The designation, announced Friday by Home Affairs Minister Tony Burke, brings the long-targeted white supremacist network into legal prohibition, with the ban set to enter into force by the end of the same day. The new law, passed by parliament in January 2024, was a direct policy response to a deadly antisemitic attack that left 15 people dead at a Hanukkah gathering on Sydney’s Bondi Beach in December 2023, an act of violence that shocked the nation and spurred urgent legislative action to curtail rising extremism.
Burke emphasized that the group’s attempt to rebrand itself after announcing a voluntary disbandment in January did not erase its extremist character. Even after changing its name, the organization retained its structure and continued to engage in radical, hateful activity that meets the legal threshold for a ban under the new legislation, Burke told reporters in Canberra. “None of this will stop bigoted people from holding horrific ideologies,” Burke noted. “But it does prevent this group from organizing, from meeting, and prevents some of the sorts of horrific bigoted rallies that we’ve seen around our country.”
Under the terms of the ban, any act of supporting, funding, training for, recruiting to, joining or leading the group — even if it reorganizes under a new name — carries a maximum penalty of 15 years imprisonment.
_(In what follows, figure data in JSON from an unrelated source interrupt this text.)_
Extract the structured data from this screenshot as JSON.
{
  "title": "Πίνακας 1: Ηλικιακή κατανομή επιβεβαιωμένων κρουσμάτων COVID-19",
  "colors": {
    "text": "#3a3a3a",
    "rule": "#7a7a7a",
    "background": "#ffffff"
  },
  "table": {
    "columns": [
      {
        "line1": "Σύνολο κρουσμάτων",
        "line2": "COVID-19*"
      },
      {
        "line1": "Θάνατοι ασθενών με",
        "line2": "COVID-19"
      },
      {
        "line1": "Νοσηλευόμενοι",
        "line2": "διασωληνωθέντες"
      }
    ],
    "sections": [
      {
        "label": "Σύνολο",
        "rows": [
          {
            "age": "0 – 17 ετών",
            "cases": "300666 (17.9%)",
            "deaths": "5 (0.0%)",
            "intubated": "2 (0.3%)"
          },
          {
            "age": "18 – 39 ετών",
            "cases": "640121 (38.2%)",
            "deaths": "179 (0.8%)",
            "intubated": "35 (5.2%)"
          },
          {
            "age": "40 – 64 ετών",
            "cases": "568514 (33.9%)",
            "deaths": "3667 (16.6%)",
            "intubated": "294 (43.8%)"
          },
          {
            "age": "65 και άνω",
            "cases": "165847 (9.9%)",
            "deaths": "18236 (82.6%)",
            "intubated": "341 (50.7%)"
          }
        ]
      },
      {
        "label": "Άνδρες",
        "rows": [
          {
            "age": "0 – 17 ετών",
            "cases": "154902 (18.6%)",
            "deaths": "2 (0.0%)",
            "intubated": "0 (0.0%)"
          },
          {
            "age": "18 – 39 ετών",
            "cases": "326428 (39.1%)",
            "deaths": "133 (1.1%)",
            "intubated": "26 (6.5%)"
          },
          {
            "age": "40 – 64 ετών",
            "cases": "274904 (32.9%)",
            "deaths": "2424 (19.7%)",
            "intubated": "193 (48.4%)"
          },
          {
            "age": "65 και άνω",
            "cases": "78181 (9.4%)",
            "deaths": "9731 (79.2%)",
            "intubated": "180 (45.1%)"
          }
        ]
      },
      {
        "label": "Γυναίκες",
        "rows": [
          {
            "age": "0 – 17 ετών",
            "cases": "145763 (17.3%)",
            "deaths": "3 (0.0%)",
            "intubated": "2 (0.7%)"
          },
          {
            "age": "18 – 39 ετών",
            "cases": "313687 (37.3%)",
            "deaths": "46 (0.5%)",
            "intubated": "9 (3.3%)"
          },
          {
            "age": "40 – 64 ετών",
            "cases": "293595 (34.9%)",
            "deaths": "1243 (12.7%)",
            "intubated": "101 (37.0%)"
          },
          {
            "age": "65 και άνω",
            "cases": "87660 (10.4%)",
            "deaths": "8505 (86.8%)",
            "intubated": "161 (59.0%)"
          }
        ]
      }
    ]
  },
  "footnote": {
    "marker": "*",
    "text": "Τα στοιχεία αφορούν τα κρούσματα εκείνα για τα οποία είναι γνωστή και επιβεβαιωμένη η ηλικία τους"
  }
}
This landmark legislation fills a critical gap in Australian national security law, allowing authorities to ban hate groups that do not meet the existing legal definition of a terrorist organization, a change widely called for after the Bondi massacre.
The Islamist group Hibzt ut-Tahrir became the first organization banned under the law back in March, and both that group and the National Socialist Network were openly named by policymakers as the primary targets of the legislation from its early drafting stages.
The process for designating a banned hate group follows a clear two-step framework: Australia’s national security intelligence agency ASIO first assesses whether an organization meets the statutory criteria, which include a pattern of violence incitement, engagement in hate crime, and elevated risk of public harm. The final ban is then approved by a federal government minister.
The announcement comes as the group’s former leader, Thomas Sewell, awaits trial on multiple charges stemming from an alleged attack on an Indigenous protest camp in Melbourne last August. During an anti-immigration rally, a group of black-clad men affiliated with the network stormed the camp, leaving three people injured. Sewell has pleaded not guilty to all five counts against him.
Longstanding connections to transnational white supremacist violence have previously linked Sewell to one of the deadliest far-right attacks in modern history: an independent inquiry into the 2019 Christchurch mosque massacre that killed 51 Muslims in New Zealand found that Sewell attempted to recruit the attack’s perpetrator, Brenton Tarrant, to another Australian white nationalist group two years before the massacre.
Burke rejected the group’s January claim that it would voluntarily disband to avoid member arrests, a announcement first reported by local Australian news outlets via a post on the network’s Telegram channel. He confirmed the federal government is already prepared to face any potential legal challenges from the newly outlawed organization.
The ban on the National Socialist Network is the latest in a series of escalating government actions against far-right extremism and rising antisemitism in Australia. Earlier in 2024, before the Bondi Beach attack, Canberra enacted a nationwide ban on Nazi salutes and the public display of swastikas and other Nazi symbols. That policy was itself a response to a months-long surge in antisemitic criminal activity targeting synagogues, Jewish-owned businesses and Jewish schools in Sydney and Melbourne.